1.) What problems are hospitals and physicians encountering in diagnosing diseases and prescribing medications? What management, organization, and technology factors are responsible for these problems?It is impossible for any doctor to know the WHOLE story about a patient. As many forms and information they require before prescribing a medication or diagnosing and ailment, there is always information that is left out. This 'missed' info can lead to a misdiagnosis or a prescription for a medicine that may react poorly. This critical info can fall into the cracks by way of "poor handwriting, memory lapses, fatigue, and distractions" (pg. 505). Due to the massive volume of patients served, this can amount to a staggering sum of miscalls.
Management factors: many doctors must be kept up to date on different prescription medications and different diagnoses. With insufficient training, doctors may be unaware of potential side effects or medical guidelines.
Technology factors: Most hospitals do not have adequate information systems to help guide doctors towards a more educated decision. With software to use as a reference or 'second opinion' doctors would be more capable of fulfilling their duties successfully.
Organizational factors: Because of limited health care for some patients, some doctors can only spend about ten minutes with their patients.

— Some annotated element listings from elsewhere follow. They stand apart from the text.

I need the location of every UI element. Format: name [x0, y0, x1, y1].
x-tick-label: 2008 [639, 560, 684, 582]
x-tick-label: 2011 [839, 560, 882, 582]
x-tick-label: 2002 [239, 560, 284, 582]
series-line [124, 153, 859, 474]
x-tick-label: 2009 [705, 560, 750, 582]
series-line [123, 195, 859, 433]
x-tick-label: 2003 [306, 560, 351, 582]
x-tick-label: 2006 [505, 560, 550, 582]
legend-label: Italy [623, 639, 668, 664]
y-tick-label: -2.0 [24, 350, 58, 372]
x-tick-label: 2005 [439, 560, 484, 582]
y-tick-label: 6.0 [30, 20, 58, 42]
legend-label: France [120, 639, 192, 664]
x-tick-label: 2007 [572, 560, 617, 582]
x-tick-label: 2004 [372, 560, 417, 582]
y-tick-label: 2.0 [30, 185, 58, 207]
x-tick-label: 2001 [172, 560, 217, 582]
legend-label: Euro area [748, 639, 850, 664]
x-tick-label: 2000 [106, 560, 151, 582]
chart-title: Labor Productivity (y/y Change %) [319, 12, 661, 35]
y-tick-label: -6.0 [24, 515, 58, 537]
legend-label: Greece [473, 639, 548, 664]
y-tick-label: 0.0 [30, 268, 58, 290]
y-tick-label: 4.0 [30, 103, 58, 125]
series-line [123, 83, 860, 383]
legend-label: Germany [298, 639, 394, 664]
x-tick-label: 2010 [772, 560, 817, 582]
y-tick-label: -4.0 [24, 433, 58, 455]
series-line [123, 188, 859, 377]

In many cases this is not adequate time to allow for a thorough analysis and diagnosis. More time would be needed to conduct a more robust analysis.
2.) Are CPOE and DDS systems appropriate solutions? Why or why not? What management, technology and organization issues are involved in the use of these systems?The programs themselves are not sufficient solutions. But the successful integration of the software into the hospital environment is definitely a step in the right direction. As the programs specify, the doctors opinion should always be the deciding factor, but CPOE and DDS programs can be useful in helping the doctor reach a conclusion. From my limited knowledge of the software, I think hospitals should be required to have and utilize these programs as a way to double check the doctor'r prognosis. A successful implementation could result in drastic decreases in malpractices costs and not to mention many spared lives.

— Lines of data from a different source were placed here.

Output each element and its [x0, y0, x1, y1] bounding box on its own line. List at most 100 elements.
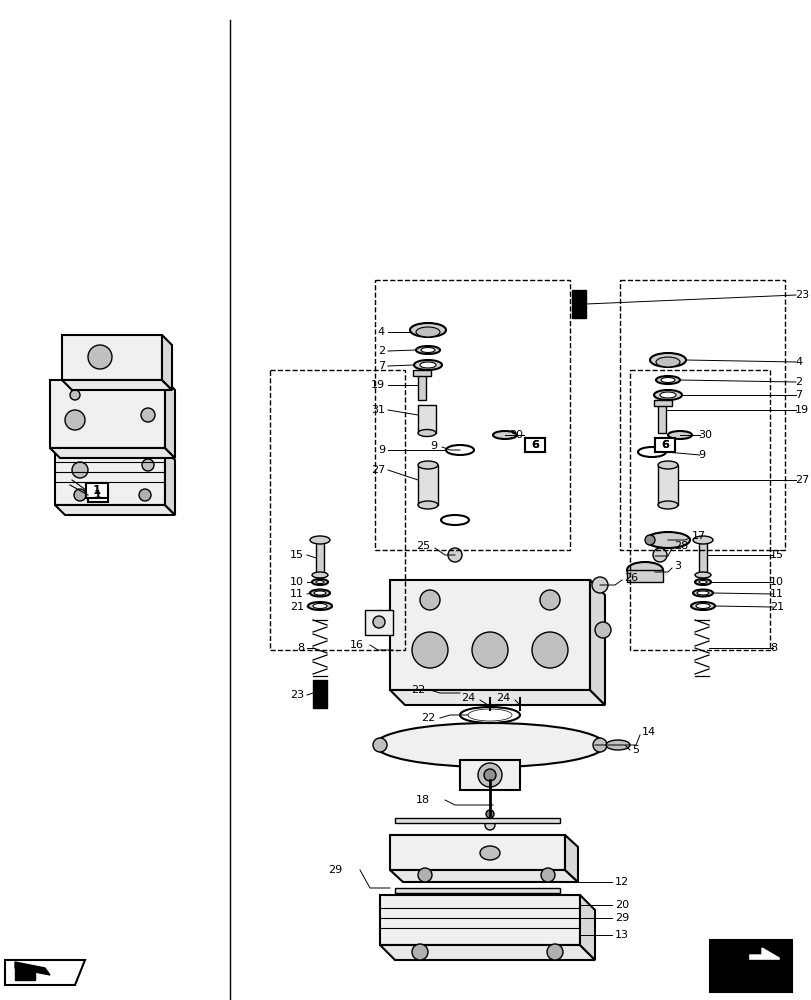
Circle shape — [139, 489, 151, 501]
Text: 30: 30 — [508, 430, 522, 440]
Ellipse shape — [312, 603, 327, 608]
Bar — [654, 438, 674, 452]
Text: 13: 13 — [614, 930, 629, 940]
Text: 6: 6 — [530, 440, 539, 450]
Bar — [86, 483, 108, 498]
Ellipse shape — [311, 572, 328, 578]
Circle shape — [411, 632, 448, 668]
Text: 25: 25 — [415, 541, 430, 551]
Text: 28: 28 — [673, 541, 688, 551]
Text: 6: 6 — [660, 440, 668, 450]
Circle shape — [483, 769, 496, 781]
Ellipse shape — [659, 392, 676, 398]
Polygon shape — [165, 450, 175, 515]
Bar — [413, 370, 431, 376]
Circle shape — [484, 820, 495, 830]
Circle shape — [72, 462, 88, 478]
Ellipse shape — [655, 376, 679, 384]
Text: 1: 1 — [94, 490, 101, 500]
Polygon shape — [564, 835, 577, 882]
Text: 2: 2 — [794, 377, 801, 387]
Bar — [418, 375, 426, 400]
Polygon shape — [729, 948, 785, 976]
Bar — [657, 465, 677, 505]
Bar — [654, 438, 674, 452]
Ellipse shape — [310, 536, 329, 544]
Bar — [626, 570, 663, 582]
Circle shape — [411, 944, 427, 960]
Text: 22: 22 — [410, 685, 424, 695]
Circle shape — [644, 535, 654, 545]
Polygon shape — [55, 505, 175, 515]
Circle shape — [418, 868, 431, 882]
Text: 24: 24 — [460, 693, 474, 703]
Circle shape — [652, 548, 666, 562]
Text: 7: 7 — [794, 390, 801, 400]
Ellipse shape — [418, 461, 437, 469]
Circle shape — [74, 489, 86, 501]
Ellipse shape — [692, 536, 712, 544]
Bar — [389, 580, 590, 690]
Bar — [709, 940, 791, 992]
Polygon shape — [380, 945, 594, 960]
Text: 4: 4 — [377, 327, 384, 337]
Text: 16: 16 — [350, 640, 363, 650]
Ellipse shape — [657, 461, 677, 469]
Text: 6: 6 — [530, 440, 539, 450]
Text: 2: 2 — [377, 346, 384, 356]
Bar — [657, 405, 665, 433]
Ellipse shape — [667, 431, 691, 439]
Circle shape — [65, 410, 85, 430]
Ellipse shape — [692, 589, 712, 596]
Text: 20: 20 — [614, 900, 629, 910]
Ellipse shape — [415, 346, 440, 354]
Circle shape — [540, 868, 554, 882]
Bar — [50, 380, 165, 448]
Circle shape — [539, 590, 560, 610]
Ellipse shape — [660, 377, 674, 382]
Text: 24: 24 — [496, 693, 509, 703]
Circle shape — [531, 632, 568, 668]
Polygon shape — [50, 448, 175, 458]
Text: 18: 18 — [415, 795, 430, 805]
Circle shape — [419, 590, 440, 610]
Bar — [418, 465, 437, 505]
Text: 21: 21 — [769, 602, 783, 612]
Ellipse shape — [694, 579, 710, 585]
Ellipse shape — [657, 501, 677, 509]
Ellipse shape — [695, 603, 709, 608]
Text: 12: 12 — [614, 877, 629, 887]
Bar — [55, 450, 165, 505]
Bar — [315, 540, 324, 575]
Bar — [394, 818, 560, 823]
Ellipse shape — [415, 327, 440, 337]
Ellipse shape — [690, 602, 714, 610]
Ellipse shape — [307, 602, 332, 610]
Ellipse shape — [649, 353, 685, 367]
Ellipse shape — [696, 591, 708, 595]
Ellipse shape — [410, 323, 445, 337]
Ellipse shape — [418, 430, 436, 436]
Circle shape — [486, 810, 493, 818]
Ellipse shape — [414, 360, 441, 370]
Polygon shape — [15, 962, 50, 975]
Bar — [571, 290, 586, 318]
Text: 31: 31 — [371, 405, 384, 415]
Text: 5: 5 — [631, 745, 638, 755]
Text: 22: 22 — [420, 713, 435, 723]
Text: 30: 30 — [697, 430, 711, 440]
Polygon shape — [579, 895, 594, 960]
Ellipse shape — [605, 740, 629, 750]
Ellipse shape — [626, 562, 663, 578]
Text: 4: 4 — [794, 357, 801, 367]
Ellipse shape — [698, 580, 706, 584]
Text: 8: 8 — [297, 643, 303, 653]
Polygon shape — [717, 945, 787, 990]
Ellipse shape — [655, 357, 679, 367]
Circle shape — [471, 632, 508, 668]
Text: 11: 11 — [769, 589, 783, 599]
Ellipse shape — [310, 589, 329, 596]
Bar — [620, 280, 784, 550]
Polygon shape — [162, 335, 172, 390]
Circle shape — [141, 408, 155, 422]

Management: the implementation and forced use of the software would be a lofty hurdle to pass. With many doctors set in their old ways it could be difficult to convert them to use a confirm opinions with a machine after decades of being the sole decider.

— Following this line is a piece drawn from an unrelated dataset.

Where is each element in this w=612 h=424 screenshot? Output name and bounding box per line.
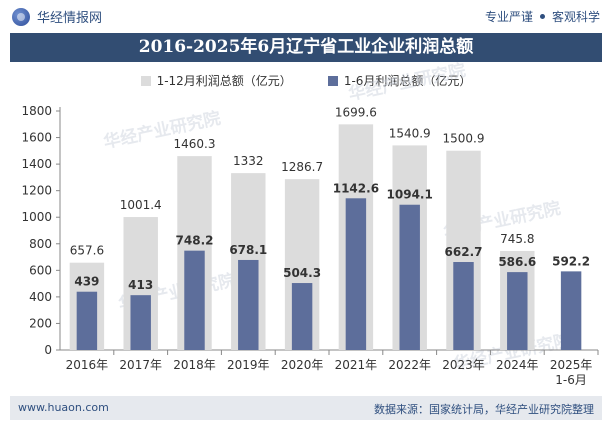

Technology: The software would take a long time to setup and begin to utilize effectively. Their would need to be massive IT support to ensure the safety of information stored within the software. It would also be critical to make sure nonauthorized personeel does not change or delete any of the information as well.
Organization: Because most patients are only alloted about 10 minutes with their doctor, it would be hard for any doctor to input a patient's information. This would be another hurdle needed to pass before these systems could effectively be implemented.
3.) What obstacles prevent computer systems from improving the medical industry? How can these obstacles be removed?One major obstacle would be to get all doctors to use the systems. It would be difficult to get many of them to change the way they have been doing things for years or even decades. Some HMO allow doctors only 10.5 minutes to see a patient which would definitly not allow them time to utilize the software.
In order to get doctors to be more openminded about the system, hospitals would need to phase it in slowly. Make sure new hires are trained on the effective utilization of the program and slowly trickle it up to the doctors who have been their longer. Once they see the benefit it would hopefully be easier to persuade them. In order to solve the time issue their is really only one option: increase medical funding. Ten minutes is not enough time to make a thorough assessment of a patients health. Increased medical funding would allow for more time per patient and hopefully a more robust medical evaluation. Included in the evaluation could be the use of CPOE and DDS systems.